Duty 3 – Keep the principal’s money and property separate – Never mix the principal’s money or property with your own or someone else’s. Mixing money or property makes it unclear who owns what. Confused records can get you in trouble with the principal’s family and also with government agencies such as adult protective services and the police. Follow these guidelines:
- Separate means separate. Never deposit the principal’s money or property into your own or someone else’s bank account or investment account.
- Avoid joint accounts. If the principal already has money or property in a joint account with you or someone else, get legal advice before making any change.
- Keep title to the principal’s money and property in his/her own name. This is so other people can see right away that the money and property is the principal’s and not yours.
- Know how to sign as agent. Sign all checks and other documents relating to the principal’s money or property to show that you are the principal’s agent. For example, you might sign “John Doe, as agent for Jane Doe.” Never just sign “Jane Doe.”
Duty 4 – Keep good records – You must keep true and complete records of the principal’s money and property. The power of attorney or state law may say that someone else can review your records to check up on you. Unless the power of attorney or state law says you can’t share your records, you may want to let another family member or friend of the principal see them as a precaution. Practice good recordkeeping habits:
- Keep a detailed list of everything that you receive or spend for the principal. Records should include amount of checks written or deposited, dates, reasons, names of people or companies involved, and other important information.

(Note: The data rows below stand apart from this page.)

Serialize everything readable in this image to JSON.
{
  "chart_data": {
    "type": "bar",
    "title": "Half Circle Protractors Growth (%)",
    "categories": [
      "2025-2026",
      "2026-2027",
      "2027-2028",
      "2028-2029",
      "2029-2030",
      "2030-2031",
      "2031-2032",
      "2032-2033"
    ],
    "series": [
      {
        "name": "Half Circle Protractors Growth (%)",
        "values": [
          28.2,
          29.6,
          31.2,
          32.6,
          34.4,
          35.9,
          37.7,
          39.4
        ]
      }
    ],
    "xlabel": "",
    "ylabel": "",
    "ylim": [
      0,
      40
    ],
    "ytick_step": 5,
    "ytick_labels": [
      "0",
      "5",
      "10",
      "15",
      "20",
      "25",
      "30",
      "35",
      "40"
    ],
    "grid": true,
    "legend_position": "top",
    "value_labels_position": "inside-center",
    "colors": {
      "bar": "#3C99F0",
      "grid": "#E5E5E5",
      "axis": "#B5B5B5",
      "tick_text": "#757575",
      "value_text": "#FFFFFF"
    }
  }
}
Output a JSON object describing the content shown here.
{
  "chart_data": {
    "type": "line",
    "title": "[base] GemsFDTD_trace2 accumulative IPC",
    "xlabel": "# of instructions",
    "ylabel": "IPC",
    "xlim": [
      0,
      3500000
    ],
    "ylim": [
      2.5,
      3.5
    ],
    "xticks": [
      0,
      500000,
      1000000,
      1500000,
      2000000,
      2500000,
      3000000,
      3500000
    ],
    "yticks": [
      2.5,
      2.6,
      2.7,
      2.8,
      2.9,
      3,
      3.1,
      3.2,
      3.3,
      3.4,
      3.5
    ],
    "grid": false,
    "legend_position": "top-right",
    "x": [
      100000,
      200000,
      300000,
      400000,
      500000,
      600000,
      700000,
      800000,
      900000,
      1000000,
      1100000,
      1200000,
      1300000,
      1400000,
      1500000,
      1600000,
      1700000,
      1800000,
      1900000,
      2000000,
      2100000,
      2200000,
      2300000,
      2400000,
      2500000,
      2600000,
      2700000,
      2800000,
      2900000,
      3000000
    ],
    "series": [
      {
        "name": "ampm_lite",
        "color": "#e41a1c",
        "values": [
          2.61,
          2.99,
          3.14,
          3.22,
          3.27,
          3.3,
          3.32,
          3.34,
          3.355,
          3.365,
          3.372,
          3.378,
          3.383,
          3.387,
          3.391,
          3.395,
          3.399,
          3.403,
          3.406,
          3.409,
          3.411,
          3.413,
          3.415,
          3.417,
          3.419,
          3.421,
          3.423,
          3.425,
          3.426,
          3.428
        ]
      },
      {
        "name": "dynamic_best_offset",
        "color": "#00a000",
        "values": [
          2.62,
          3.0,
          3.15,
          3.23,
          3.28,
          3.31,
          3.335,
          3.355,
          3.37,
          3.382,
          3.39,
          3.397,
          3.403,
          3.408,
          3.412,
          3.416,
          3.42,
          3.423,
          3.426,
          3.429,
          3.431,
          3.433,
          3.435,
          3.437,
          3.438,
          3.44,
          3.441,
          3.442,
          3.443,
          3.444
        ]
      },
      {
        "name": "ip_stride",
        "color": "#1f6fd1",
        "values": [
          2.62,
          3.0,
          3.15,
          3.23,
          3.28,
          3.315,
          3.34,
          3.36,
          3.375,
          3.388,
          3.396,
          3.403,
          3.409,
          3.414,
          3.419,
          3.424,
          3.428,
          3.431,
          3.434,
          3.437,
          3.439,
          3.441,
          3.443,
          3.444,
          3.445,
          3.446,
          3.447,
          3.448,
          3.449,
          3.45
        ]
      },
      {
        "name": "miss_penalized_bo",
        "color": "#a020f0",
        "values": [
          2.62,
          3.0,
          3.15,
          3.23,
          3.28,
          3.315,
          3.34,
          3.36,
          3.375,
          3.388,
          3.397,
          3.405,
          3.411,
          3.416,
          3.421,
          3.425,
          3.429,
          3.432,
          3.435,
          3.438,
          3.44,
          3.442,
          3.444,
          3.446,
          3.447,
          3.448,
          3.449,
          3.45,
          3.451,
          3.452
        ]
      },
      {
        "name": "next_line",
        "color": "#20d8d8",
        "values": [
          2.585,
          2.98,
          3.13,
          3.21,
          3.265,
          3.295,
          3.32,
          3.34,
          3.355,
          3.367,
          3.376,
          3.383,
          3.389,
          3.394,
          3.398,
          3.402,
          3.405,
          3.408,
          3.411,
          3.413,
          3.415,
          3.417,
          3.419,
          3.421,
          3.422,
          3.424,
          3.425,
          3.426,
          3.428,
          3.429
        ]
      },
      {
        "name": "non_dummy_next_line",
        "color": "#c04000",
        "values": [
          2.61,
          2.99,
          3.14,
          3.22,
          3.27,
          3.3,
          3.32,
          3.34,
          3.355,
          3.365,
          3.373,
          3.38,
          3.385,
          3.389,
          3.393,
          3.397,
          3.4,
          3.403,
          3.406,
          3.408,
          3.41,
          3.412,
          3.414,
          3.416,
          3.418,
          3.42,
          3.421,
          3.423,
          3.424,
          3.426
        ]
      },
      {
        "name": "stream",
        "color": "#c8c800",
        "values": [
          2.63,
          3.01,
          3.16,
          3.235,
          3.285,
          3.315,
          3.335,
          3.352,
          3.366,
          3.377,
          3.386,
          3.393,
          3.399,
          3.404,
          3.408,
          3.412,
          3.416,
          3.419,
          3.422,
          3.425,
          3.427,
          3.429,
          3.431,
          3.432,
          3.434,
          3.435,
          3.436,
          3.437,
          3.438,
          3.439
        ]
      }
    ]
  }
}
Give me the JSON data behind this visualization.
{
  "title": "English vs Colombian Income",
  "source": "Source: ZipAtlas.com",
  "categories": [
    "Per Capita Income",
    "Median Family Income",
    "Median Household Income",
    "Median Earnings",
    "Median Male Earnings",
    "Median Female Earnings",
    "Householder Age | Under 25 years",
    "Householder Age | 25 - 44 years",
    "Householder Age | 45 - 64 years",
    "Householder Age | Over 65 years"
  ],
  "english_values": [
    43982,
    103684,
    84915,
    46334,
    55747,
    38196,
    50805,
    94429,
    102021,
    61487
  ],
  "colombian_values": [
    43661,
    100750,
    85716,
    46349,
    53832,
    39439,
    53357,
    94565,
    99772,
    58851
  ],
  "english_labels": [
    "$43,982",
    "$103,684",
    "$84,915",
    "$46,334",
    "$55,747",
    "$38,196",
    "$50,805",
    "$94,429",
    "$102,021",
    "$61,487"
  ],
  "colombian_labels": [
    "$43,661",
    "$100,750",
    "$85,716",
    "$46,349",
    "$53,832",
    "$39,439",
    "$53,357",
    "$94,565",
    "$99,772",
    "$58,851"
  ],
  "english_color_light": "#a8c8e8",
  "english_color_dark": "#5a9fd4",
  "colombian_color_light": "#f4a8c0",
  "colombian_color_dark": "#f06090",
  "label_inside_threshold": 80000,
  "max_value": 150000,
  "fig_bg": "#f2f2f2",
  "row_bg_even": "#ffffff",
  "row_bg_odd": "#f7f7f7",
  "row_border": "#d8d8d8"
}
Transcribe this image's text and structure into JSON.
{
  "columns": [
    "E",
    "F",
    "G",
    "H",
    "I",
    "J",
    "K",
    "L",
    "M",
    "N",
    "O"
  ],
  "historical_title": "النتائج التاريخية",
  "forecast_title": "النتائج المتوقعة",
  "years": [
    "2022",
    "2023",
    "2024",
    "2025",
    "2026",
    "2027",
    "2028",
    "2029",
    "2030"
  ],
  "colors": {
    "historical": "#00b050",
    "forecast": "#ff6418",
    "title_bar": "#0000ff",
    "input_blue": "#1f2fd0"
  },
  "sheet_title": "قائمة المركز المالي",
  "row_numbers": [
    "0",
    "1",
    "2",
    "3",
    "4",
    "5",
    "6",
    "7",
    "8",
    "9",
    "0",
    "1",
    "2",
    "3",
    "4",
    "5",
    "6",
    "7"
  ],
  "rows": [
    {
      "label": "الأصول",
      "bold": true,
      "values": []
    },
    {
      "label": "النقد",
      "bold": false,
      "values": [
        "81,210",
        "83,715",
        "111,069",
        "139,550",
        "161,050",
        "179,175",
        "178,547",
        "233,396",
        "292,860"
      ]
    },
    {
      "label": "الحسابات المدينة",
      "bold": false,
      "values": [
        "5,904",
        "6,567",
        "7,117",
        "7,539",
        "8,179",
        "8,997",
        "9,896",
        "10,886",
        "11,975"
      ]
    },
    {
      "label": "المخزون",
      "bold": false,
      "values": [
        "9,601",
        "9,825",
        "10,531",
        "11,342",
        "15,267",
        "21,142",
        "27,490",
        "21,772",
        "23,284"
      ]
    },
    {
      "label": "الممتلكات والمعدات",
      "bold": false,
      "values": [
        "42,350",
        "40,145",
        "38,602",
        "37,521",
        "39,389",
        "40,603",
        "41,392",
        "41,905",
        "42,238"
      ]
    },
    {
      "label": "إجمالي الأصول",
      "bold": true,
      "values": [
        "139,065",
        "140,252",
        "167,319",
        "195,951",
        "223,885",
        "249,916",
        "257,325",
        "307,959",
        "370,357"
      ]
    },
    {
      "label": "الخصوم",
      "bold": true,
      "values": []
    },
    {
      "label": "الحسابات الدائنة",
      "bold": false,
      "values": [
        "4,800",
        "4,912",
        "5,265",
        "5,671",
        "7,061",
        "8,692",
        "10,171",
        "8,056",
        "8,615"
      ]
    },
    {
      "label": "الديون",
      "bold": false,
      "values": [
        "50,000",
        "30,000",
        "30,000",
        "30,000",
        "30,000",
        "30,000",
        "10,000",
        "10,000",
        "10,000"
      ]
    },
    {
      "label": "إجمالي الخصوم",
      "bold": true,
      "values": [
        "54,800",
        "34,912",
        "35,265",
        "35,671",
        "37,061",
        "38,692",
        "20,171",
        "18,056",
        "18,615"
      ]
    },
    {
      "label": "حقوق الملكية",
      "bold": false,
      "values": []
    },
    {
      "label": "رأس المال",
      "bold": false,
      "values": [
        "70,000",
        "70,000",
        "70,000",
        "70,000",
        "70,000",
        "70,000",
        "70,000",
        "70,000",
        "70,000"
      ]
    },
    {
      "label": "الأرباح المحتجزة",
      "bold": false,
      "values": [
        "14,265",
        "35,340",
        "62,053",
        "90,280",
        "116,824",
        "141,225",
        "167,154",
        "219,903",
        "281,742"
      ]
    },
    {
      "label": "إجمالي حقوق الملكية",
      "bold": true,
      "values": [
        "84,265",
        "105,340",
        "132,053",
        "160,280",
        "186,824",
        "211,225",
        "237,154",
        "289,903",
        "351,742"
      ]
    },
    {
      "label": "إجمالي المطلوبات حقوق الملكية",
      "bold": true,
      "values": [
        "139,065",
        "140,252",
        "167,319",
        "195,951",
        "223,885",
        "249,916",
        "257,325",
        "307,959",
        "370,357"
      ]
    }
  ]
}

- Keep receipts and notes, even for small expenses. For example, write “$50, groceries, ABC Grocery Store, May 2” in your records soon after you spend the money.
- Avoid paying in cash. Try not to pay the principal’s expenses with cash. Also, try not to use his/her ATM card to withdraw cash or write checks to “Cash.” If you need to use cash, be sure to keep receipts or notes.
- Getting paid? The power of attorney or state law may say that you can be paid for acting as agent. If you will be paid, be sure you charge a reasonable fee. It is up to you to keep detailed records as you go along of what work you did, how much time it took, when you did it, and why you did it.